Friday, December 15, 2006
Confession v 2.0
No one said I had to. Not my spiritual director, or my parish priest. Not my mother or father or friends. Not my UU minister or my husband.
But God did. God planted the idea of confession inside me and let it sit in the dry soil of my heart until baptism must have watered it enough to grow.
This time it wasn't as scary. I had my list scratched out in a little notebook (an oddly whimsical one I bought for the first confession last summer.) My biggest fear was that I didn't have enough stuff to confess. I was concerned about whether I was diligent enough in my preparation.
The smell of old incense hung in the air of the Lady Chapel. The chairs squeaked as I knelt to pray.
"Open my heart, oh Lord. Let me be fearless and humble. Let me be truthful and complete. Create in me a clean heart, oh Lord."
We used the Anglican version of the prayerbook, which is unabashedly traditional in it's language. "Forgive me Father, for I have sinned." I hadn't noticed before that the Episcopal Book of Common Prayer leaves 'Father' out. With apologies to all the women priests out there, I must confess that I like saying that line. "Father" in this case, means both my confessor, and God. If I ever confess to a woman, I might have to say "Forgive me, mother and Father..."

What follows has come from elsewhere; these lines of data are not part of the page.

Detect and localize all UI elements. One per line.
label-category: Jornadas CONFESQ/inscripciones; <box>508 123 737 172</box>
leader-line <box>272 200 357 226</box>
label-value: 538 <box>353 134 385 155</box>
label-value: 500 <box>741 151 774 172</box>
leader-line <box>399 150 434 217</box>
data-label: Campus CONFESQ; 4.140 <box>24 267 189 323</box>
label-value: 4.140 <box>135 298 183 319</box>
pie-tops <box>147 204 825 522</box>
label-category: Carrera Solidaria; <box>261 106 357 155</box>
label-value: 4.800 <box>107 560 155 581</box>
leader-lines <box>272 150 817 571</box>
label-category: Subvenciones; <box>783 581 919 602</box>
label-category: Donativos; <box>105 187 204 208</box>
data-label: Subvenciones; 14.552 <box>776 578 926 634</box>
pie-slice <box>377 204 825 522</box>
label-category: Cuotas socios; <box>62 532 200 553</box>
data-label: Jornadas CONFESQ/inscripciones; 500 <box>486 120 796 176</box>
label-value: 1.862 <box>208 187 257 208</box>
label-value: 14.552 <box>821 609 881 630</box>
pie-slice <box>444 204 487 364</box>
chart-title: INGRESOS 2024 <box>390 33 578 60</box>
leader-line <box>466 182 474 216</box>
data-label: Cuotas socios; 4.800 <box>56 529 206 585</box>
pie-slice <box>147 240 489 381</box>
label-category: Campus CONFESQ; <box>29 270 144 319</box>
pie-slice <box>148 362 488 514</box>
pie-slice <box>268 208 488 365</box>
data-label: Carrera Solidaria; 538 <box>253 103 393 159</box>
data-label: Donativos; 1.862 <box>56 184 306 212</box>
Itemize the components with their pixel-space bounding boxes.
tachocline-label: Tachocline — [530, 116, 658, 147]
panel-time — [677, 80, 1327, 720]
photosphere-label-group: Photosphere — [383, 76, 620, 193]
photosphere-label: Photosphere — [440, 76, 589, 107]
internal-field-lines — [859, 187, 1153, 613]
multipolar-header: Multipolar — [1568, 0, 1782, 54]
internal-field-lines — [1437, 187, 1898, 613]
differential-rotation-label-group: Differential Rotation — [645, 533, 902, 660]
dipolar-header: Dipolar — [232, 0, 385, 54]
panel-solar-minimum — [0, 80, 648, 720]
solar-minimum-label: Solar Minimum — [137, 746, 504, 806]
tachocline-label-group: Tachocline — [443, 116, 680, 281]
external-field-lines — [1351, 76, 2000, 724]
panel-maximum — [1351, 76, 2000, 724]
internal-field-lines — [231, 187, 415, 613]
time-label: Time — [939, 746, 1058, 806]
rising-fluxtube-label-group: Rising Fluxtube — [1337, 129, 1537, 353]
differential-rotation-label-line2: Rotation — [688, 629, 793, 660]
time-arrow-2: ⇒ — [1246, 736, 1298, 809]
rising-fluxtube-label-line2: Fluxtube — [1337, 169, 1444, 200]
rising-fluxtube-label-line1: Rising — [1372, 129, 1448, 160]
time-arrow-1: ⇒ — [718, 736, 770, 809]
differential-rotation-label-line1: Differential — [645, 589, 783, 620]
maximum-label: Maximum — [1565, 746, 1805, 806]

I had a harder time identifying sins this time around. It is a subtle thing, teasing apart what is sin versus temptation. And when does temptation give way to sin? There were a few things I was certain of, mostly because I got a sick little feeling inside when I thought of them. But some were subtle, so at the end of the confession, Fr. P spoke about how to understand what a sin actually is. The questions he asked while I confessed also offered clues for next time.
It is not surprising, I suppose, that the motherload of my sins have to do with the way I treat my husband and children. In the future, whenever I commit the sin of spiritual pride, I need only reflect on breakfast this morning, or getting ready for church last week, to be quickly brought back to my senses. Now that I have gone to confession a couple of times, my husband jokes when I act badly: "Better write that one down for the next confession!" Brat.

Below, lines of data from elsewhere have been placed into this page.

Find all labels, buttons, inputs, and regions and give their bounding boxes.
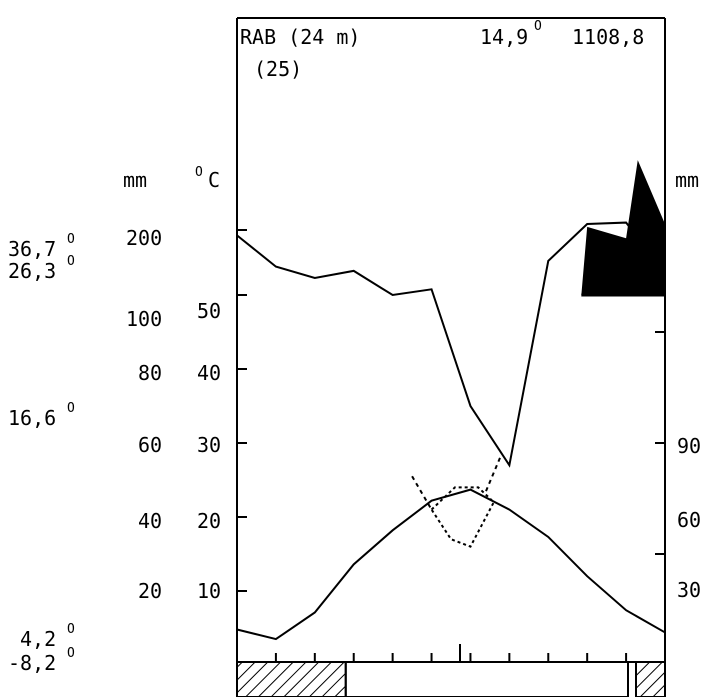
frost-free-period [344,661,629,697]
extreme-mean-daily-variation-degree: O [67,401,75,416]
extreme-mean-min: 4,2 [20,627,56,651]
frost-bar [236,661,666,697]
right-tick-label: 30 [677,578,701,602]
temp-tick-label: 50 [197,299,221,323]
precipitation-curve [236,221,666,468]
precip-excess-area [430,160,665,548]
precip-tick-label: 60 [138,433,162,457]
temp-unit-degree: O [195,165,203,180]
mean-annual-temperature: 14,9 [480,25,528,49]
dry-period-area [430,486,496,548]
years-of-observation: (25) [254,57,302,81]
extreme-min-absolute: -8,2 [8,651,56,675]
precip-axis-labels: 200 100 80 60 40 20 [126,226,162,603]
axis-ticks [236,229,666,662]
right-precip-unit: mm [675,168,699,192]
frost-months-jan-mar [236,661,347,697]
precip-tick-label: 100 [126,307,162,331]
precip-tick-label: 200 [126,226,162,250]
extreme-mean-max: 26,3 [8,259,56,283]
extreme-mean-max-degree: O [67,254,75,269]
series-lines [236,221,666,641]
temp-tick-label: 40 [197,361,221,385]
temperature-curve [236,488,666,641]
mean-temperature-degree: O [534,19,542,34]
extreme-max-absolute-degree: O [67,232,75,247]
precip-dashed-segment [411,475,433,511]
right-axis-labels: 90 60 30 [677,434,701,602]
precip-tick-label: 80 [138,361,162,385]
precip-tick-label: 40 [138,509,162,533]
extreme-max-absolute: 36,7 [8,237,56,261]
temp-tick-label: 30 [197,433,221,457]
precip-tick-label: 20 [138,579,162,603]
left-precip-unit: mm [123,168,147,192]
temp-tick-label: 10 [197,579,221,603]
annual-precipitation: 1108,8 [572,25,644,49]
header: RAB (24 m) (25) 14,9 O 1108,8 [240,19,644,81]
temp-unit: C [208,168,220,192]
extreme-mean-daily-variation: 16,6 [8,406,56,430]
temperature-extremes: 36,7 O 26,3 O 16,6 O 4,2 O -8,2 O [8,232,75,675]
temp-axis-labels: 50 40 30 20 10 [197,299,221,603]
frost-months-dec [635,661,666,697]
extreme-mean-min-degree: O [67,622,75,637]
right-tick-label: 90 [677,434,701,458]
right-tick-label: 60 [677,508,701,532]
temp-tick-label: 20 [197,509,221,533]
humid-excess-fill [581,160,665,295]
precip-dashed-segment [485,453,503,492]
station-name: RAB (24 m) [240,25,360,49]
extreme-min-absolute-degree: O [67,646,75,661]
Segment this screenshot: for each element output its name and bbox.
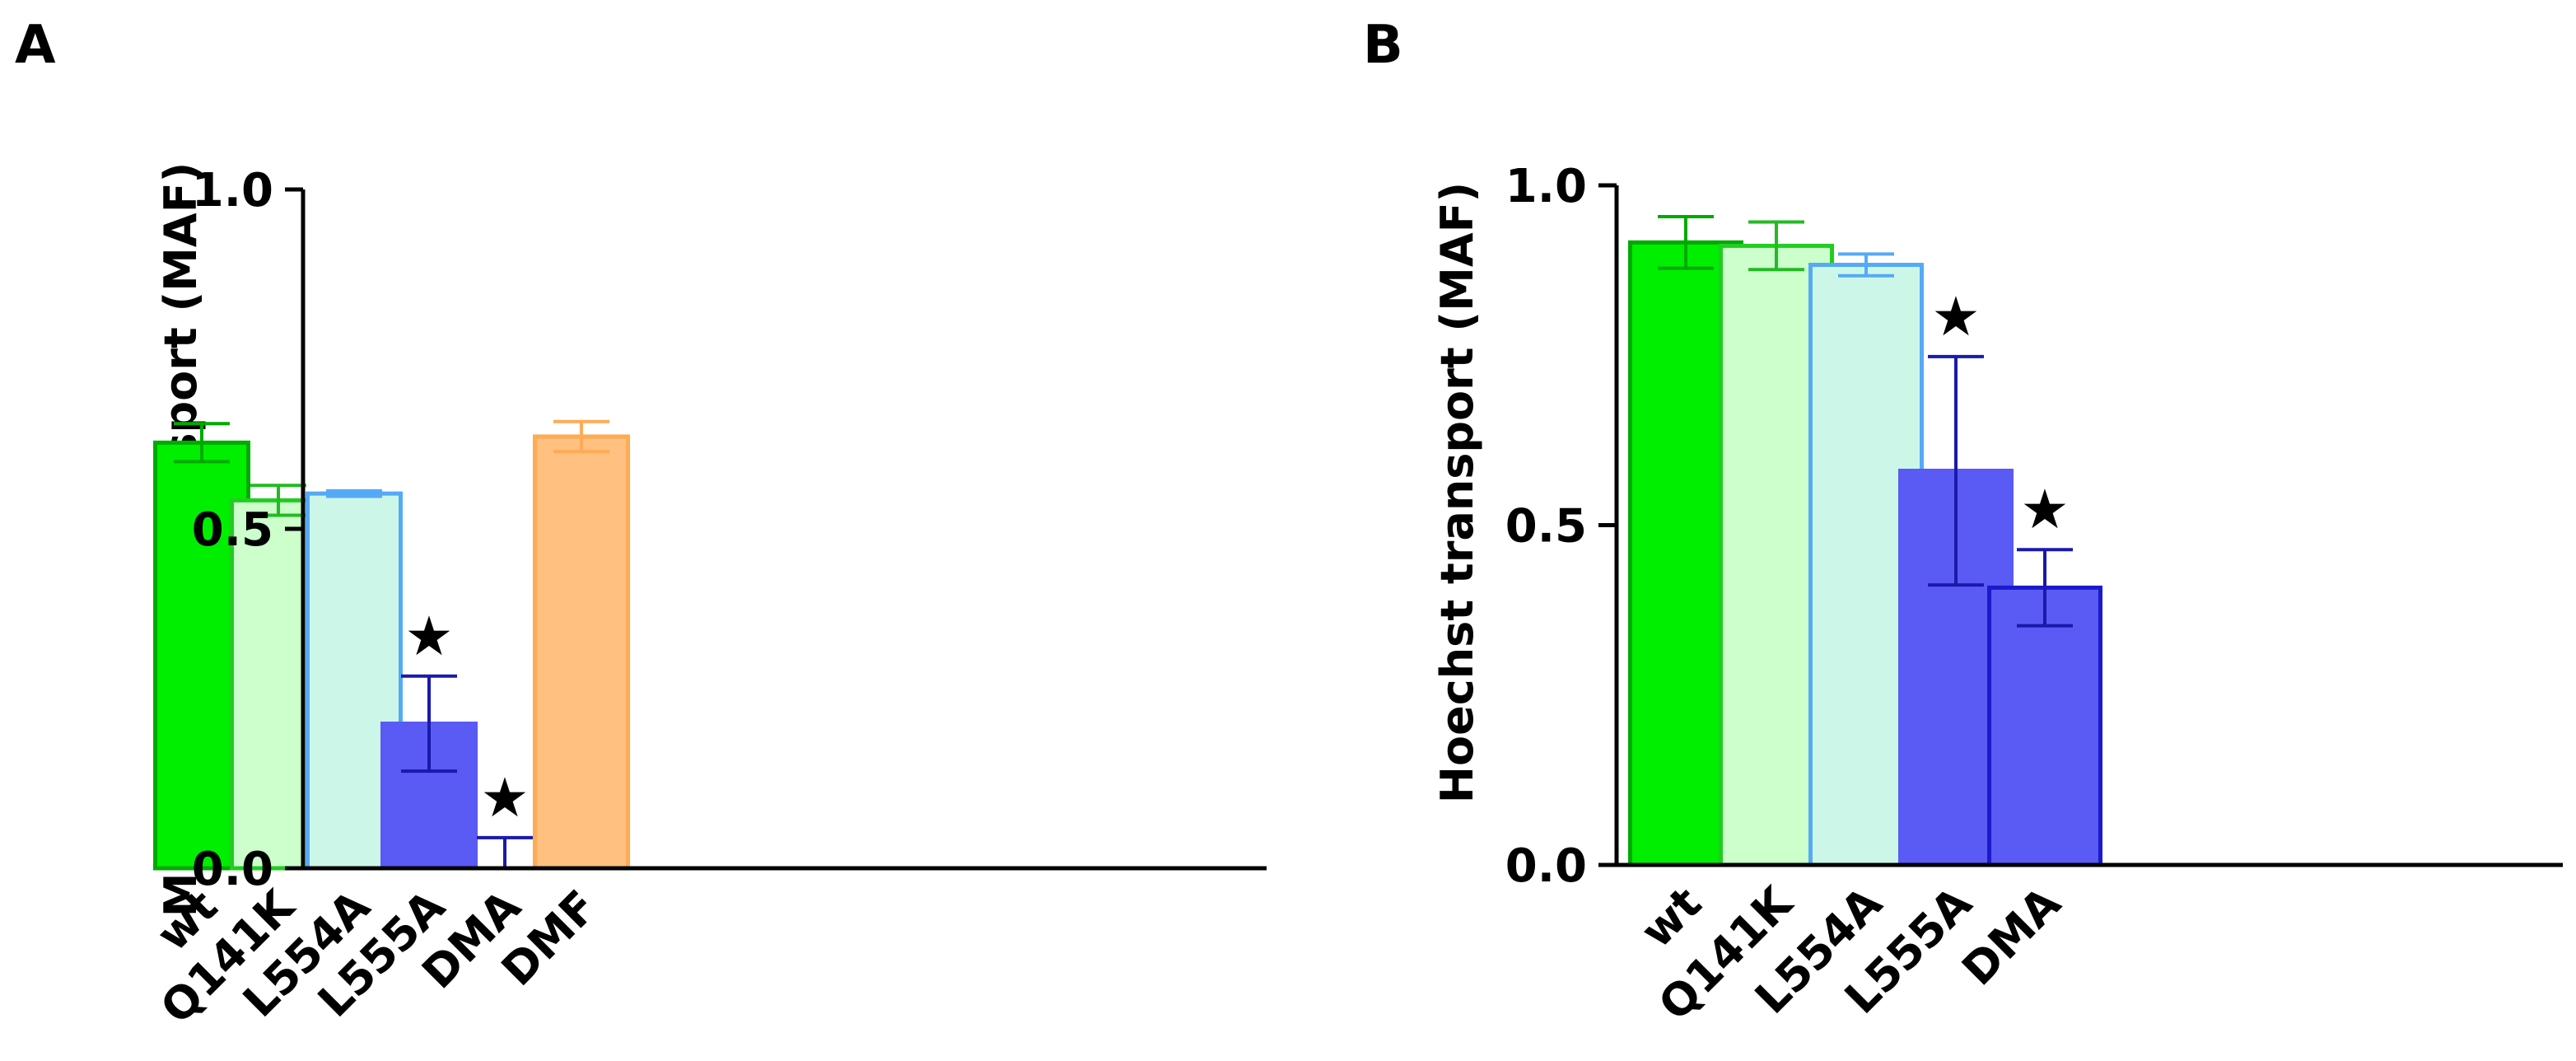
panel-a: A Mitoxantrone transport (MAF) ★★ 0.00.5…: [15, 15, 1267, 1034]
error-bar-l555a: [401, 674, 457, 774]
error-bar-l555a: [1928, 354, 1984, 587]
error-bar-wt: [1658, 214, 1714, 270]
error-bar-wt: [174, 422, 230, 464]
y-tick-label: 1.0: [1505, 160, 1587, 213]
significance-star: ★: [2020, 478, 2069, 541]
significance-star: ★: [480, 766, 529, 830]
panel-b: B Hoechst transport (MAF) ★★ 0.00.51.0 w…: [1363, 15, 2563, 1031]
bar-dmf: [533, 434, 630, 871]
y-tick-label: 0.5: [192, 503, 273, 557]
error-bar-dma: [2017, 548, 2073, 628]
error-bar-l554a: [1838, 252, 1894, 278]
error-bar-dmf: [553, 419, 609, 454]
significance-star: ★: [404, 605, 453, 668]
panel-label-b: B: [1363, 15, 1403, 76]
panel-label-a: A: [15, 15, 56, 76]
error-bar-q141k: [1748, 220, 1804, 272]
error-bar-q141k: [250, 484, 306, 517]
y-tick-label: 1.0: [192, 164, 273, 217]
error-bar-dma: [477, 835, 533, 868]
y-tick-label: 0.5: [1505, 500, 1587, 554]
significance-star: ★: [1931, 285, 1980, 348]
y-tick-label: 0.0: [192, 843, 273, 896]
y-tick-label: 0.0: [1505, 839, 1587, 893]
category-label-dma: DMA: [1952, 877, 2070, 996]
error-bar-l554a: [326, 488, 382, 498]
bar-dma: [1987, 585, 2102, 867]
y-axis-label-b: Hoechst transport (MAF): [1431, 182, 1483, 803]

We used a different confessional box than last time, but the step was just as hard on my knees. I could barely walk afterwards. This time there was a crucifix attached right to the screen separating me from Fr. P. As my pain geared up, I leaned my head against the wood and reached up to touch the figure of Christ. It is like that in life, too, isn't it? That in the midst of pain, we reach for him who holds all of our pain within Himself.
So it was that a couple of days before the beginning of Advent, I spoke my sins. I felt safe. And was relieved when Fr. P pronounced it a humble offering. In the years or decades to come, he said, you may come to understand the nature of sin more clearly.
After absolution, I went back to the pews to say a psalm of thanksgiving. Then I left the church and walked down the street towards my car a few blocks away, weeping for joy.